Introduction

Chronic myelomonocytic leukemia (CMML) is a bone marrow disorder characterized by the overproduction of maturing monocytic cells, and sometimes dysplastic neutrophils. CMML is often accompanied by anemia and/or thrombocytopenia (1). In 2006, the Food and Drug Administration approved decitabine for the treatment of CMML. The non-hematologic side effects of decitabine are minimal and myelosuppression-associated complications are acceptable. Here, we describe one patient with CMML who developed sudden hearing loss (SHL) under decitabine treatment.

Case report

A 73-year-old male patient came to our hospital with knee pain for two weeks.
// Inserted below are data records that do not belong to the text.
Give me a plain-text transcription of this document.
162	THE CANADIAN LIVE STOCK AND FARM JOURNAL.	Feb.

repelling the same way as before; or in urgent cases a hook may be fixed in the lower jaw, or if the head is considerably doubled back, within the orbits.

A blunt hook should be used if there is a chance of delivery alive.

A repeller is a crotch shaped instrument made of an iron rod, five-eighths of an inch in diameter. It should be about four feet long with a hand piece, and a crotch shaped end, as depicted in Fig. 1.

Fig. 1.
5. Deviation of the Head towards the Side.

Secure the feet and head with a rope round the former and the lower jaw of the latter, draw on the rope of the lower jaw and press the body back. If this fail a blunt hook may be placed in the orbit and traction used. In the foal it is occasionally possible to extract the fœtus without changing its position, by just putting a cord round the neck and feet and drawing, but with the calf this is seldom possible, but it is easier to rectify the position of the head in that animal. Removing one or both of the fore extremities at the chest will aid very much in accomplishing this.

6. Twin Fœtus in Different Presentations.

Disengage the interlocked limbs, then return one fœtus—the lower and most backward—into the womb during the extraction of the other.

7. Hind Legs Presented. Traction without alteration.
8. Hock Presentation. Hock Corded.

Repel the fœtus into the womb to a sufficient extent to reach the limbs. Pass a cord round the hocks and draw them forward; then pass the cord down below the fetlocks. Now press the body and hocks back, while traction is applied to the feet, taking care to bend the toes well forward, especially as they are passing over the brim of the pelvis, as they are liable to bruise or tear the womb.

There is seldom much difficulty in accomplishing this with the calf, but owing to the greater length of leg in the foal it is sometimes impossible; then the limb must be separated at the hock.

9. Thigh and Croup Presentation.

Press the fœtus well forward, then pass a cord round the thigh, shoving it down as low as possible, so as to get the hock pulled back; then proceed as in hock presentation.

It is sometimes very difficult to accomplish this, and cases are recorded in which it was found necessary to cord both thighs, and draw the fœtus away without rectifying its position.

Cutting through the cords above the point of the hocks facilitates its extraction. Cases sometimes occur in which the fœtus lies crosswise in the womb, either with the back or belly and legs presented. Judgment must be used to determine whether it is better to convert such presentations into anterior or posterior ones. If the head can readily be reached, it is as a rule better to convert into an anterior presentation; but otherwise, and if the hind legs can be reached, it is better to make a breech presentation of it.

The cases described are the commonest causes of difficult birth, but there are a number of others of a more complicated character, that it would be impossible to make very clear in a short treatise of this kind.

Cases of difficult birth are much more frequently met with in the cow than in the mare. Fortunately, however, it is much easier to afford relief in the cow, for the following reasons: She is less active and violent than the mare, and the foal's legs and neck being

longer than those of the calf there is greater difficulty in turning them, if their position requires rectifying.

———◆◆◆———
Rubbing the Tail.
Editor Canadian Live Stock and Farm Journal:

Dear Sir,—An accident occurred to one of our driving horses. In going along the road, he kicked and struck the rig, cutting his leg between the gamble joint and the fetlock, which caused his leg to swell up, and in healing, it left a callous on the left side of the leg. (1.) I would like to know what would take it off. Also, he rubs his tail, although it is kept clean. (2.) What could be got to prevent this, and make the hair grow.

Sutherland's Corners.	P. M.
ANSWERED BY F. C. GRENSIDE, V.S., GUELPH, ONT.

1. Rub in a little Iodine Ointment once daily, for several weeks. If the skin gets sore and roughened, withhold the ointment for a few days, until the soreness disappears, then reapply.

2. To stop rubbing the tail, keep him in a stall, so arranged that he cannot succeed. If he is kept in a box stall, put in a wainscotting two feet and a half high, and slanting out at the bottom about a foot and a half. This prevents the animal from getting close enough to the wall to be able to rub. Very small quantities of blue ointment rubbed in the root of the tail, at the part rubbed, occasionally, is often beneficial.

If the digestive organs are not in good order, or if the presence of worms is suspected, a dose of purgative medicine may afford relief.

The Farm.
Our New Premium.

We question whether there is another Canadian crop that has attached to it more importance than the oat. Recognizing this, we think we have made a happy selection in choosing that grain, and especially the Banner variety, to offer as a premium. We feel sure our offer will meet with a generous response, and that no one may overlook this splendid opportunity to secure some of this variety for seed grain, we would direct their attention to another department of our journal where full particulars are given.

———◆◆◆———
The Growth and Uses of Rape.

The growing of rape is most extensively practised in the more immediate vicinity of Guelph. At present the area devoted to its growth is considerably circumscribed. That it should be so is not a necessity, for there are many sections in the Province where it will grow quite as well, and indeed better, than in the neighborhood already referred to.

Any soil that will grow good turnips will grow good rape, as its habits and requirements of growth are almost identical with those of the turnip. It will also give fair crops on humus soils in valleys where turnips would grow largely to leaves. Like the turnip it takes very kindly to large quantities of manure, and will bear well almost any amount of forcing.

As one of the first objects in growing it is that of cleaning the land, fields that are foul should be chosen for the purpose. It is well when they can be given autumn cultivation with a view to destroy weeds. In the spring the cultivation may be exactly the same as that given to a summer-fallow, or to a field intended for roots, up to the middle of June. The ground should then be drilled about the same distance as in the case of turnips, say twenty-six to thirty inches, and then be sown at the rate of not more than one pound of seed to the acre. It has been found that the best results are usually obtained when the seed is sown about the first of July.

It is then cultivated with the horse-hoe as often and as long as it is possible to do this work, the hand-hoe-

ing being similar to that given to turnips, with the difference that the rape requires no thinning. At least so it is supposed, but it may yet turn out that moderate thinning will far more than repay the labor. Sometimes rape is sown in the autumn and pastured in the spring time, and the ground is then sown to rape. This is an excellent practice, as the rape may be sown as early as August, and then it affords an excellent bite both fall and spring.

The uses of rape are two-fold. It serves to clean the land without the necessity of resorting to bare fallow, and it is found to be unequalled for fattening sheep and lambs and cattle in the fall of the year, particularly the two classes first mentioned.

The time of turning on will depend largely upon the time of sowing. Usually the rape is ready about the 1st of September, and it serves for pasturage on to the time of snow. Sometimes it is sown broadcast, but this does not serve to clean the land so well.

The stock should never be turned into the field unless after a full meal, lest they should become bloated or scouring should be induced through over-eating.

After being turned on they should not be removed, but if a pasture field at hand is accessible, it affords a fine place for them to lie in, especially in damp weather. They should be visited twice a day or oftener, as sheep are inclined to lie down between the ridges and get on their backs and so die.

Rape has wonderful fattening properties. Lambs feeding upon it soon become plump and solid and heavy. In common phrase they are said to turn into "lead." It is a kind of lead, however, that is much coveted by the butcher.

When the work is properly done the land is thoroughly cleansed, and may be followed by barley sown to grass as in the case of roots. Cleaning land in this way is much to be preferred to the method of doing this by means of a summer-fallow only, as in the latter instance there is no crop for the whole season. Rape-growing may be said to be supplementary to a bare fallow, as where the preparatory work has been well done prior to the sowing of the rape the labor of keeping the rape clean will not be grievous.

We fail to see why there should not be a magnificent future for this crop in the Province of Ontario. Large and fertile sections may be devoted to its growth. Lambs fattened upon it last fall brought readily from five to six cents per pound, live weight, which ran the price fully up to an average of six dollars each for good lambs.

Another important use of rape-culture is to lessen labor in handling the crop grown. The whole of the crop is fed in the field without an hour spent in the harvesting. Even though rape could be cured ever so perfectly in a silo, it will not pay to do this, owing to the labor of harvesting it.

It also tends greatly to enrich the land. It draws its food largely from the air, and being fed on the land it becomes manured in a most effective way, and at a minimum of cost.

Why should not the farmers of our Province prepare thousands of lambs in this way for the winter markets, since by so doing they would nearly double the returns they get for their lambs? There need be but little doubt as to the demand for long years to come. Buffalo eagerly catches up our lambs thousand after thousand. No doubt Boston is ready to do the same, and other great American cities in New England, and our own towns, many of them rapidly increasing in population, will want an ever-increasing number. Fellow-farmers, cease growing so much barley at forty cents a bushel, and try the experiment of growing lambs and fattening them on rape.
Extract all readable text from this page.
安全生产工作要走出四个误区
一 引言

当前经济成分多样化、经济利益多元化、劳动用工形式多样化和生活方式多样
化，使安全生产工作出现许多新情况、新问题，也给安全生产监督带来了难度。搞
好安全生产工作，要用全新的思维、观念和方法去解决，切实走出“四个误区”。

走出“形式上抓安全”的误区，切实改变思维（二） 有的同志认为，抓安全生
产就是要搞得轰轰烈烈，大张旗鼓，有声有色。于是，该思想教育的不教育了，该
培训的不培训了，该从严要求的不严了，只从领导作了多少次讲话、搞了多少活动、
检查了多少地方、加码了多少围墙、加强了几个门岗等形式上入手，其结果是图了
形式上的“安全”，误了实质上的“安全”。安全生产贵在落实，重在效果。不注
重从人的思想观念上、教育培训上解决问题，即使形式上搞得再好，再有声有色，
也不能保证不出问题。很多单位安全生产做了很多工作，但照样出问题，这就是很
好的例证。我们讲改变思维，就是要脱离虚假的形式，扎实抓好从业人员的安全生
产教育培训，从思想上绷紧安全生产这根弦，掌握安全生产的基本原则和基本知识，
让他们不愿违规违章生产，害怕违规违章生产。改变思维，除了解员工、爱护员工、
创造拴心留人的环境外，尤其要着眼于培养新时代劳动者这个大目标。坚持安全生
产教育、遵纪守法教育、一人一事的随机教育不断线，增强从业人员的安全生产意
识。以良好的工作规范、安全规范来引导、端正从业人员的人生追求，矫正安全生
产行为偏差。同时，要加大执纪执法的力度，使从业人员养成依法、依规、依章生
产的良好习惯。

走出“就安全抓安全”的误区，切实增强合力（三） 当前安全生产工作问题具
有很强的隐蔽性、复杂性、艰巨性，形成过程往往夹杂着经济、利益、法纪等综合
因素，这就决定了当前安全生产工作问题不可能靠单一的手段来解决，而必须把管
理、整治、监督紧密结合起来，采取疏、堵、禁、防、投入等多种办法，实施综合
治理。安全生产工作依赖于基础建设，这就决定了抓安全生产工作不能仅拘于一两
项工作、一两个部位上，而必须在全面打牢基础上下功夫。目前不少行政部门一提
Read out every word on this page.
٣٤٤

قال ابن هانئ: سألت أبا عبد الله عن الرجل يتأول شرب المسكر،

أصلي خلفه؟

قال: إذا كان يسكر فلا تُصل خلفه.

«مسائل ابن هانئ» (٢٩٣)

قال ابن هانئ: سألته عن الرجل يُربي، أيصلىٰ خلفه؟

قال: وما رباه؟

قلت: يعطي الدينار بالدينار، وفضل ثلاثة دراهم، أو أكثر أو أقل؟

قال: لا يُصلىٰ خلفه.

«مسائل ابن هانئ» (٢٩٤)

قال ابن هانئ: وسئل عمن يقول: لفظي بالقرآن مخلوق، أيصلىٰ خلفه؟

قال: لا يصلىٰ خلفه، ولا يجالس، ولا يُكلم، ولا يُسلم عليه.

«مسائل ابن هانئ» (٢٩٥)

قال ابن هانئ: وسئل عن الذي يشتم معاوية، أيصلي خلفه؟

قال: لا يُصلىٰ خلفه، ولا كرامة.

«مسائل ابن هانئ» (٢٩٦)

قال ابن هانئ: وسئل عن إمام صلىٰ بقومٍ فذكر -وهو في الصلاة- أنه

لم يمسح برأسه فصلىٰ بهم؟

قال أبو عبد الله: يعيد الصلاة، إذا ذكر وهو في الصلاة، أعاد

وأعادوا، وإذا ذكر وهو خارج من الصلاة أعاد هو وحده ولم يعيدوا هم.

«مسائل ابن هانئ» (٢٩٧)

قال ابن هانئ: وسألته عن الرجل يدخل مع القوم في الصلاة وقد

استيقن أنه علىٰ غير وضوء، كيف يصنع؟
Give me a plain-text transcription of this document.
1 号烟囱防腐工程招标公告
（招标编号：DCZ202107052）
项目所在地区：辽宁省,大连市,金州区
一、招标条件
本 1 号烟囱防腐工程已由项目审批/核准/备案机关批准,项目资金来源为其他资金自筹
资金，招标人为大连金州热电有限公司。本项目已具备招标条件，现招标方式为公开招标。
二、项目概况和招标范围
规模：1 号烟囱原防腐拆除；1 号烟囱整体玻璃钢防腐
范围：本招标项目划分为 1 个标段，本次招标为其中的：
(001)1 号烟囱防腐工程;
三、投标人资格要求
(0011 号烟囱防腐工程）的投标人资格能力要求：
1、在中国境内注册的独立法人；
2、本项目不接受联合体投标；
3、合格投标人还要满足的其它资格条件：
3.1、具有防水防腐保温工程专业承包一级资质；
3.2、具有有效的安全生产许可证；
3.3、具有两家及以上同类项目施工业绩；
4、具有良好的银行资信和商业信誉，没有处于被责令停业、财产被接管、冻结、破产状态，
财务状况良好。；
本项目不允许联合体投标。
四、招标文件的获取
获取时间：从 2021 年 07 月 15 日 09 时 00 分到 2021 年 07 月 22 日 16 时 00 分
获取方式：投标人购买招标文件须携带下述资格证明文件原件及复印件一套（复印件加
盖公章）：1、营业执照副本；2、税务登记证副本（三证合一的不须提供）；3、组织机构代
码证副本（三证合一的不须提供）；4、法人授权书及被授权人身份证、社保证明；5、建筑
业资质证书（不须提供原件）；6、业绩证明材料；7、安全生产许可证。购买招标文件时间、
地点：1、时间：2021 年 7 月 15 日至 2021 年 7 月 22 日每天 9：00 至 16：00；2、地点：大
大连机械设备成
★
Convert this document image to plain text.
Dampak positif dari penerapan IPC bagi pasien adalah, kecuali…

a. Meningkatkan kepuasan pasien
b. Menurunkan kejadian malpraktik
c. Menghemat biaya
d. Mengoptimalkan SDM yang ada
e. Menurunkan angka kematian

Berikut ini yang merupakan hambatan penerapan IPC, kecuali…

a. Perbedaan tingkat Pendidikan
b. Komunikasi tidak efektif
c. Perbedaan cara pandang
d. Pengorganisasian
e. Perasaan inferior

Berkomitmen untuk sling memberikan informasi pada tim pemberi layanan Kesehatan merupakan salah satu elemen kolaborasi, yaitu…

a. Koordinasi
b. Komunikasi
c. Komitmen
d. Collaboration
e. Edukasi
During this hospitalization, he had leukocytosis, with a white blood cell (WBC) count of 36,280/mm³. The differential count showed 53% neutrophils, 3% lymphocytes, 25% monocytes, and 5% blasts. Coagulation studies revealed an activated partial thromboplastin time (aPTT) of 33.7 s and a prothrombin time (PT) of 13.3 s. The patient was transferred to the hematologist. CMML was diagnosed based on a bone marrow biopsy and aspiration (promonocytes, 7.4%; blasts, 4.4%). The patient was started on decitabine (20 mg/m² for 5 d in a 4-week cycle). After 2 cycles, the WBC count had declined to 14,110/mm³ and the other side effects were minimal.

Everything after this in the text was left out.